Jennifer also looking for people to get involved / provide feedback
Zafar Khan’s presentation about his company’s encrypted email Zimlet integration
Zafar Khan from RPost talked about their Zimlet integration which exposes their freemium model to end users and looks like it will provide a seamless way for users to ‘self onboard’, pay for the service and subsequent revenues to percolate up the channel. An interesting model.
Solid Features and a predictable development and release cycle
In times past, the community has long been hoping for a predicable development and release cycle, along with solid, collaboration related features we really need. Here’s what came up during the event to cover this long standing wish.
Jorge de la Cruz’s product roadmap presentation (click image to download)
Jorge de la Cruz, Product manager presented a number of new features including a lovely looking UI.
Other points were:
- The dev team are committed to releases every 14 days. This has been happening for a while. I’m pretty sure it’s been painful to adopt, but I’m also sure that it will pay off in the long term. This show the commitment from all within the Zimbra team to make this happen.
- As mentioned earlier, the attendees of the bug bash event got a chance to influence product naming. Releases will be worded differently going forward. Quoting Tony Publiski, Zimbra’s build and release engineer: New “Early Release” will now come before Stable. This is for features that have been fully QA’d but need real-world burn-in before being considered Stable. New “Stable” will replace the former “GA” nomenclature. Additionally, potential future releases may make use of “Alpha” or “Beta” for functionality being introduced but that has not yet been fully QA’d for production use.

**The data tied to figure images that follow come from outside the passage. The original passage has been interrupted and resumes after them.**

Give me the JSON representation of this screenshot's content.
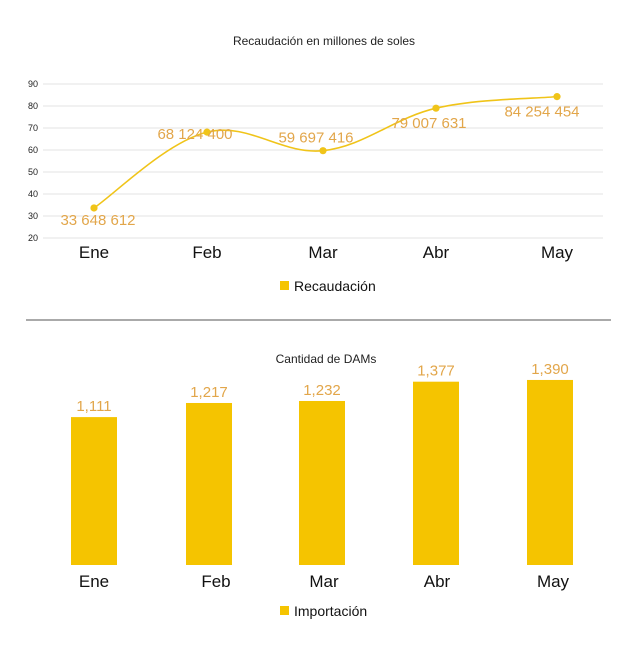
{
  "chart_data": [
    {
      "type": "line",
      "title": "Recaudación en millones de soles",
      "categories": [
        "Ene",
        "Feb",
        "Mar",
        "Abr",
        "May"
      ],
      "values": [
        33.648612,
        68.1244,
        59.697416,
        79.007631,
        84.254454
      ],
      "data_labels": [
        "33 648 612",
        "68 124 400",
        "59 697 416",
        "79 007 631",
        "84 254 454"
      ],
      "yticks": [
        "20",
        "30",
        "40",
        "50",
        "60",
        "70",
        "80",
        "90"
      ],
      "ylim": [
        20,
        90
      ],
      "grid": true,
      "legend": "Recaudación",
      "legend_position": "bottom",
      "xlabel": "",
      "ylabel": ""
    },
    {
      "type": "bar",
      "title": "Cantidad de DAMs",
      "categories": [
        "Ene",
        "Feb",
        "Mar",
        "Abr",
        "May"
      ],
      "values": [
        1111,
        1217,
        1232,
        1377,
        1390
      ],
      "data_labels": [
        "1,111",
        "1,217",
        "1,232",
        "1,377",
        "1,390"
      ],
      "ylim": [
        0,
        1600
      ],
      "grid": false,
      "legend": "Importación",
      "legend_position": "bottom",
      "xlabel": "",
      "ylabel": ""
    }
  ],
  "colors": {
    "series": "#f5c400",
    "line": "#f0c419",
    "label": "#e2a64a",
    "grid": "#e3e3e3",
    "divider": "#777777"
  }
}
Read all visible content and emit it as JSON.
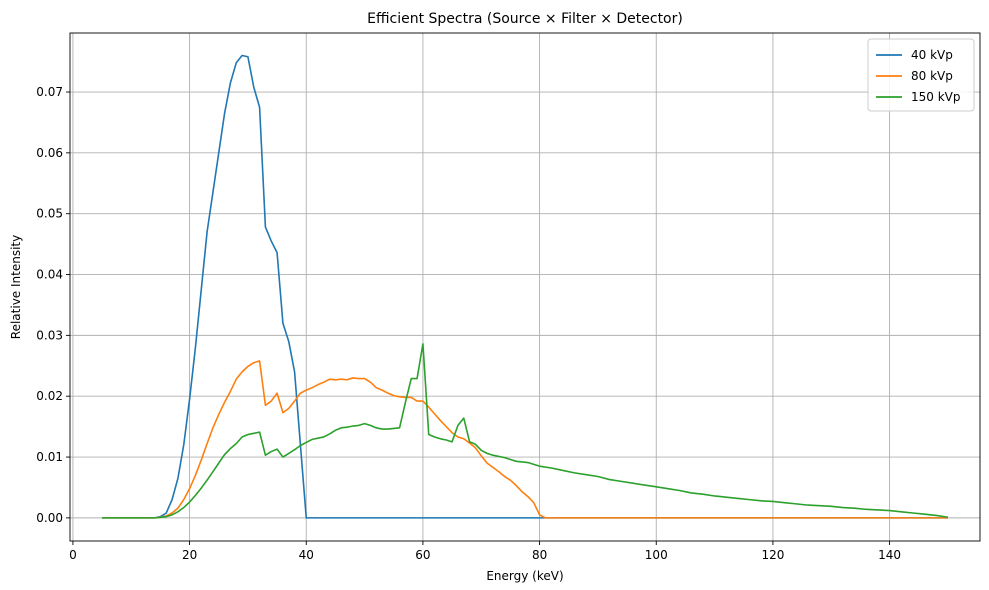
{
  "chart_data": {
    "type": "line",
    "title": "Efficient Spectra (Source × Filter × Detector)",
    "xlabel": "Energy (keV)",
    "ylabel": "Relative Intensity",
    "xlim": [
      -0.5,
      155.5
    ],
    "ylim": [
      -0.0038,
      0.0797
    ],
    "xticks": [
      0,
      20,
      40,
      60,
      80,
      100,
      120,
      140
    ],
    "yticks": [
      0.0,
      0.01,
      0.02,
      0.03,
      0.04,
      0.05,
      0.06,
      0.07
    ],
    "xtick_labels": [
      "0",
      "20",
      "40",
      "60",
      "80",
      "100",
      "120",
      "140"
    ],
    "ytick_labels": [
      "0.00",
      "0.01",
      "0.02",
      "0.03",
      "0.04",
      "0.05",
      "0.06",
      "0.07"
    ],
    "grid": true,
    "legend_position": "top-right",
    "series": [
      {
        "name": "40 kVp",
        "color": "#1f77b4",
        "x": [
          5,
          14,
          15,
          16,
          17,
          18,
          19,
          20,
          21,
          22,
          23,
          24,
          25,
          26,
          27,
          28,
          29,
          30,
          31,
          32,
          33,
          34,
          35,
          36,
          37,
          38,
          39,
          40,
          41,
          50,
          60,
          70,
          80,
          90,
          100,
          110,
          120,
          130,
          140,
          150
        ],
        "y": [
          0,
          0,
          0.0002,
          0.0008,
          0.003,
          0.0065,
          0.012,
          0.0195,
          0.028,
          0.0375,
          0.047,
          0.0535,
          0.06,
          0.0665,
          0.0715,
          0.0748,
          0.076,
          0.0758,
          0.0708,
          0.0675,
          0.0478,
          0.0455,
          0.0436,
          0.032,
          0.029,
          0.024,
          0.012,
          0,
          0,
          0,
          0,
          0,
          0,
          0,
          0,
          0,
          0,
          0,
          0,
          0
        ]
      },
      {
        "name": "80 kVp",
        "color": "#ff7f0e",
        "x": [
          5,
          14,
          15,
          16,
          17,
          18,
          19,
          20,
          21,
          22,
          23,
          24,
          25,
          26,
          27,
          28,
          29,
          30,
          31,
          32,
          33,
          34,
          35,
          36,
          37,
          38,
          39,
          40,
          41,
          42,
          43,
          44,
          45,
          46,
          47,
          48,
          49,
          50,
          51,
          52,
          53,
          54,
          55,
          56,
          57,
          58,
          59,
          60,
          61,
          62,
          63,
          64,
          65,
          66,
          67,
          68,
          69,
          70,
          71,
          72,
          73,
          74,
          75,
          76,
          77,
          78,
          79,
          80,
          81,
          90,
          100,
          110,
          120,
          130,
          140,
          150
        ],
        "y": [
          0,
          0,
          0.0001,
          0.0003,
          0.0008,
          0.0016,
          0.003,
          0.0048,
          0.007,
          0.0095,
          0.0122,
          0.0148,
          0.017,
          0.019,
          0.0208,
          0.0228,
          0.024,
          0.0249,
          0.0255,
          0.0258,
          0.0185,
          0.0192,
          0.0205,
          0.0173,
          0.018,
          0.0192,
          0.0205,
          0.021,
          0.0214,
          0.0219,
          0.0223,
          0.0228,
          0.0227,
          0.0228,
          0.0227,
          0.023,
          0.0229,
          0.0229,
          0.0223,
          0.0214,
          0.021,
          0.0205,
          0.0201,
          0.0199,
          0.0198,
          0.0198,
          0.0192,
          0.0192,
          0.0182,
          0.0171,
          0.016,
          0.015,
          0.014,
          0.0133,
          0.013,
          0.0123,
          0.0115,
          0.0102,
          0.009,
          0.0083,
          0.0076,
          0.0068,
          0.0062,
          0.0053,
          0.0043,
          0.0035,
          0.0025,
          0.0005,
          0,
          0,
          0,
          0,
          0,
          0,
          0,
          0
        ]
      },
      {
        "name": "150 kVp",
        "color": "#2ca02c",
        "x": [
          5,
          14,
          15,
          16,
          17,
          18,
          19,
          20,
          21,
          22,
          23,
          24,
          25,
          26,
          27,
          28,
          29,
          30,
          31,
          32,
          33,
          34,
          35,
          36,
          37,
          38,
          39,
          40,
          41,
          42,
          43,
          44,
          45,
          46,
          47,
          48,
          49,
          50,
          51,
          52,
          53,
          54,
          55,
          56,
          57,
          58,
          59,
          60,
          61,
          62,
          63,
          64,
          65,
          66,
          67,
          68,
          69,
          70,
          71,
          72,
          73,
          74,
          75,
          76,
          77,
          78,
          79,
          80,
          82,
          84,
          86,
          88,
          90,
          92,
          94,
          96,
          98,
          100,
          102,
          104,
          106,
          108,
          110,
          112,
          114,
          116,
          118,
          120,
          122,
          124,
          126,
          128,
          130,
          132,
          134,
          136,
          138,
          140,
          142,
          144,
          146,
          148,
          150
        ],
        "y": [
          0,
          0,
          0.0001,
          0.0002,
          0.0005,
          0.001,
          0.0017,
          0.0026,
          0.0037,
          0.0049,
          0.0062,
          0.0076,
          0.009,
          0.0104,
          0.0114,
          0.0122,
          0.0133,
          0.0137,
          0.0139,
          0.0141,
          0.0103,
          0.0109,
          0.0113,
          0.01,
          0.0106,
          0.0112,
          0.0119,
          0.0124,
          0.0129,
          0.0131,
          0.0133,
          0.0138,
          0.0144,
          0.0148,
          0.0149,
          0.0151,
          0.0152,
          0.0155,
          0.0152,
          0.0148,
          0.0146,
          0.0146,
          0.0147,
          0.0148,
          0.019,
          0.0229,
          0.0229,
          0.0286,
          0.0137,
          0.0133,
          0.013,
          0.0128,
          0.0125,
          0.0152,
          0.0164,
          0.0125,
          0.0121,
          0.0111,
          0.0106,
          0.0103,
          0.0101,
          0.0099,
          0.0096,
          0.0093,
          0.0092,
          0.0091,
          0.0088,
          0.0085,
          0.0082,
          0.0078,
          0.0074,
          0.0071,
          0.0068,
          0.0063,
          0.006,
          0.0057,
          0.0054,
          0.0051,
          0.0048,
          0.0045,
          0.0041,
          0.0039,
          0.0036,
          0.0034,
          0.0032,
          0.003,
          0.0028,
          0.0027,
          0.0025,
          0.0023,
          0.0021,
          0.002,
          0.0019,
          0.0017,
          0.0016,
          0.0014,
          0.0013,
          0.0012,
          0.001,
          0.0008,
          0.0006,
          0.0004,
          0.0001
        ]
      }
    ]
  }
}
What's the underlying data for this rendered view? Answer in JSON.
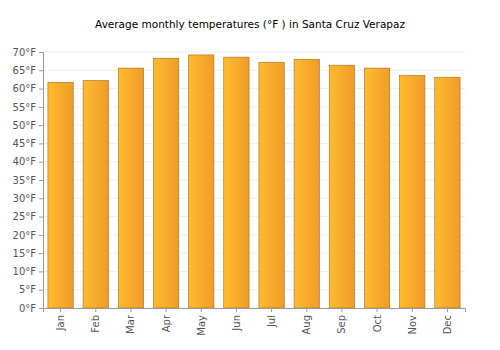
{
  "chart_data": {
    "type": "bar",
    "title": "Average monthly temperatures (°F ) in Santa Cruz Verapaz",
    "categories": [
      "Jan",
      "Feb",
      "Mar",
      "Apr",
      "May",
      "Jun",
      "Jul",
      "Aug",
      "Sep",
      "Oct",
      "Nov",
      "Dec"
    ],
    "values": [
      61.7,
      62.2,
      65.6,
      68.3,
      69.2,
      68.6,
      67.2,
      68.0,
      66.4,
      65.6,
      63.6,
      63.1
    ],
    "color": "#fca52a",
    "ylim": [
      0,
      70
    ],
    "yticks": [
      {
        "value": 0,
        "label": "0°F"
      },
      {
        "value": 5,
        "label": "5°F"
      },
      {
        "value": 10,
        "label": "10°F"
      },
      {
        "value": 15,
        "label": "15°F"
      },
      {
        "value": 20,
        "label": "20°F"
      },
      {
        "value": 25,
        "label": "25°F"
      },
      {
        "value": 30,
        "label": "30°F"
      },
      {
        "value": 35,
        "label": "35°F"
      },
      {
        "value": 40,
        "label": "40°F"
      },
      {
        "value": 45,
        "label": "45°F"
      },
      {
        "value": 50,
        "label": "50°F"
      },
      {
        "value": 55,
        "label": "55°F"
      },
      {
        "value": 60,
        "label": "60°F"
      },
      {
        "value": 65,
        "label": "65°F"
      },
      {
        "value": 70,
        "label": "70°F"
      }
    ],
    "grid": true
  }
}
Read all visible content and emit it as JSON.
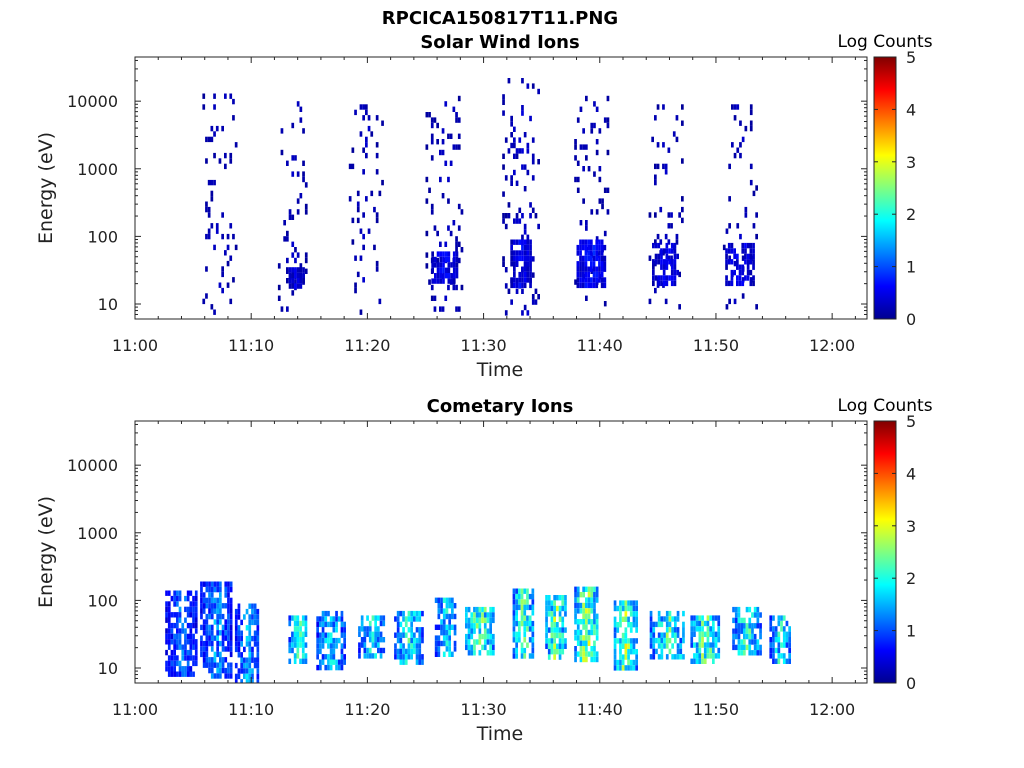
{
  "figure_title": "RPCICA150817T11.PNG",
  "chart_data": [
    {
      "type": "heatmap",
      "title": "Solar Wind Ions",
      "xlabel": "Time",
      "ylabel": "Energy (eV)",
      "x_ticks": [
        "11:00",
        "11:10",
        "11:20",
        "11:30",
        "11:40",
        "11:50",
        "12:00"
      ],
      "x_range_minutes": [
        0,
        63
      ],
      "y_scale": "log",
      "y_ticks": [
        10,
        100,
        1000,
        10000
      ],
      "y_tick_labels": [
        "10",
        "100",
        "1000",
        "10000"
      ],
      "y_range": [
        6,
        45000
      ],
      "colorbar": {
        "label": "Log Counts",
        "ticks": [
          "0",
          "1",
          "2",
          "3",
          "4",
          "5"
        ],
        "range": [
          0,
          5
        ],
        "colormap": "jet"
      },
      "scan_centers_minutes": [
        7.2,
        13.4,
        19.6,
        26.2,
        33.0,
        39.3,
        45.6,
        51.9
      ],
      "features": [
        {
          "t0": 5.8,
          "t1": 8.8,
          "e0": 8,
          "e1": 13000,
          "level": 0.3,
          "density": 0.12
        },
        {
          "t0": 12.3,
          "t1": 14.8,
          "e0": 8,
          "e1": 10000,
          "level": 0.3,
          "density": 0.12
        },
        {
          "t0": 18.4,
          "t1": 21.2,
          "e0": 8,
          "e1": 9000,
          "level": 0.3,
          "density": 0.12
        },
        {
          "t0": 25.0,
          "t1": 28.1,
          "e0": 8,
          "e1": 12000,
          "level": 0.3,
          "density": 0.13
        },
        {
          "t0": 31.6,
          "t1": 34.8,
          "e0": 8,
          "e1": 22000,
          "level": 0.35,
          "density": 0.14
        },
        {
          "t0": 37.8,
          "t1": 40.7,
          "e0": 8,
          "e1": 12000,
          "level": 0.3,
          "density": 0.12
        },
        {
          "t0": 44.2,
          "t1": 47.1,
          "e0": 8,
          "e1": 9000,
          "level": 0.3,
          "density": 0.12
        },
        {
          "t0": 50.6,
          "t1": 53.5,
          "e0": 8,
          "e1": 9000,
          "level": 0.3,
          "density": 0.12
        },
        {
          "t0": 13.0,
          "t1": 14.5,
          "e0": 18,
          "e1": 35,
          "level": 0.45,
          "density": 0.8
        },
        {
          "t0": 25.5,
          "t1": 27.6,
          "e0": 20,
          "e1": 60,
          "level": 0.6,
          "density": 0.8
        },
        {
          "t0": 32.3,
          "t1": 34.0,
          "e0": 20,
          "e1": 90,
          "level": 0.6,
          "density": 0.85
        },
        {
          "t0": 38.0,
          "t1": 40.4,
          "e0": 20,
          "e1": 90,
          "level": 0.7,
          "density": 0.85
        },
        {
          "t0": 44.5,
          "t1": 46.8,
          "e0": 20,
          "e1": 80,
          "level": 0.55,
          "density": 0.7
        },
        {
          "t0": 50.8,
          "t1": 53.2,
          "e0": 20,
          "e1": 80,
          "level": 0.55,
          "density": 0.7
        }
      ]
    },
    {
      "type": "heatmap",
      "title": "Cometary Ions",
      "xlabel": "Time",
      "ylabel": "Energy (eV)",
      "x_ticks": [
        "11:00",
        "11:10",
        "11:20",
        "11:30",
        "11:40",
        "11:50",
        "12:00"
      ],
      "x_range_minutes": [
        0,
        63
      ],
      "y_scale": "log",
      "y_ticks": [
        10,
        100,
        1000,
        10000
      ],
      "y_tick_labels": [
        "10",
        "100",
        "1000",
        "10000"
      ],
      "y_range": [
        6,
        45000
      ],
      "colorbar": {
        "label": "Log Counts",
        "ticks": [
          "0",
          "1",
          "2",
          "3",
          "4",
          "5"
        ],
        "range": [
          0,
          5
        ],
        "colormap": "jet"
      },
      "features": [
        {
          "t0": 2.6,
          "t1": 5.2,
          "e0": 8,
          "e1": 140,
          "level": 1.1,
          "density": 0.75
        },
        {
          "t0": 5.6,
          "t1": 8.2,
          "e0": 8,
          "e1": 190,
          "level": 1.3,
          "density": 0.75
        },
        {
          "t0": 8.6,
          "t1": 10.6,
          "e0": 6,
          "e1": 90,
          "level": 1.4,
          "density": 0.7
        },
        {
          "t0": 13.2,
          "t1": 14.8,
          "e0": 12,
          "e1": 60,
          "level": 2.0,
          "density": 0.75
        },
        {
          "t0": 15.6,
          "t1": 18.0,
          "e0": 10,
          "e1": 70,
          "level": 1.6,
          "density": 0.75
        },
        {
          "t0": 19.2,
          "t1": 21.3,
          "e0": 14,
          "e1": 60,
          "level": 1.8,
          "density": 0.75
        },
        {
          "t0": 22.3,
          "t1": 24.8,
          "e0": 12,
          "e1": 70,
          "level": 1.9,
          "density": 0.75
        },
        {
          "t0": 25.8,
          "t1": 27.6,
          "e0": 15,
          "e1": 110,
          "level": 1.7,
          "density": 0.7
        },
        {
          "t0": 28.4,
          "t1": 30.8,
          "e0": 18,
          "e1": 80,
          "level": 2.3,
          "density": 0.8
        },
        {
          "t0": 32.5,
          "t1": 34.2,
          "e0": 14,
          "e1": 150,
          "level": 2.2,
          "density": 0.8
        },
        {
          "t0": 35.3,
          "t1": 37.0,
          "e0": 15,
          "e1": 120,
          "level": 2.4,
          "density": 0.8
        },
        {
          "t0": 37.8,
          "t1": 39.8,
          "e0": 14,
          "e1": 160,
          "level": 2.5,
          "density": 0.8
        },
        {
          "t0": 41.2,
          "t1": 43.1,
          "e0": 10,
          "e1": 100,
          "level": 2.4,
          "density": 0.8
        },
        {
          "t0": 44.3,
          "t1": 47.3,
          "e0": 15,
          "e1": 70,
          "level": 2.1,
          "density": 0.75
        },
        {
          "t0": 47.8,
          "t1": 50.2,
          "e0": 12,
          "e1": 60,
          "level": 2.3,
          "density": 0.75
        },
        {
          "t0": 51.4,
          "t1": 53.8,
          "e0": 18,
          "e1": 80,
          "level": 2.0,
          "density": 0.75
        },
        {
          "t0": 54.6,
          "t1": 56.4,
          "e0": 12,
          "e1": 60,
          "level": 1.9,
          "density": 0.75
        }
      ]
    }
  ]
}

- Zimbra Desktop v7.3.0 – available now in Beta http://info.zimbra.com/try-zimbra-desktop-7.3.0
- New UI – demo available now http://info.zimbra.com/try-zimbra-universal-ui-public-cloud-beta. Shout out to Dino and Tim – the UX guys who designed it – lovely work guys.
- Web chat now part of Zimbra as a native deployment – available now as Early Release. Expected to be Stable in 8.8.0
- OwnCloud / Nextcloud integration available now as Early Release – expected to be Stable in 8.8.0
- My understanding is that 8.8.0 will include a lot of refactored code, making it a much ‘tighter’ release.
- S/MIME is also getting some attention in the very near future.
As we can see from the presentations, Synacor are working with outside companies to move things forward, including long standing partners who’ve developed great integrations. Although there was no presentation from Zextras on the day, it’s evident that they are working closely with the development and product teams at Zimbra and I think we’ll see interesting developments on that front over the following months. The excellent V Team idea to engage partners and the community. Erynn admitted to hanging out on the weekly Zeta Alliance calls. Inviting us to the office. Conducting the bug bash…
I see this willingness to engage partners and the community as a positive and encouraging development.
Various members of the Zeta Alliance got a chance to meet up for drinks prior to the welcome party on the day of arrival. It was a great opportunity to put faces to names in an informal setting and to meet some of the members’ partners who had made it along to New York. I feel sure this will be the start of many in person meets to argument the existing weekly conference call and mailing lists. The Alliance welcomes new members – check out the Zeta Alliance website for more information about how to get involved.
I left New York feeling excited about the future of ZCS.
Kudos to Himesh, Brent and all of the management team for thawing out their astronaut and to the entire team for pulling out all the stops to get it done. Now it’s up to us, the community, to get behind the project and help make it. Er… Fly!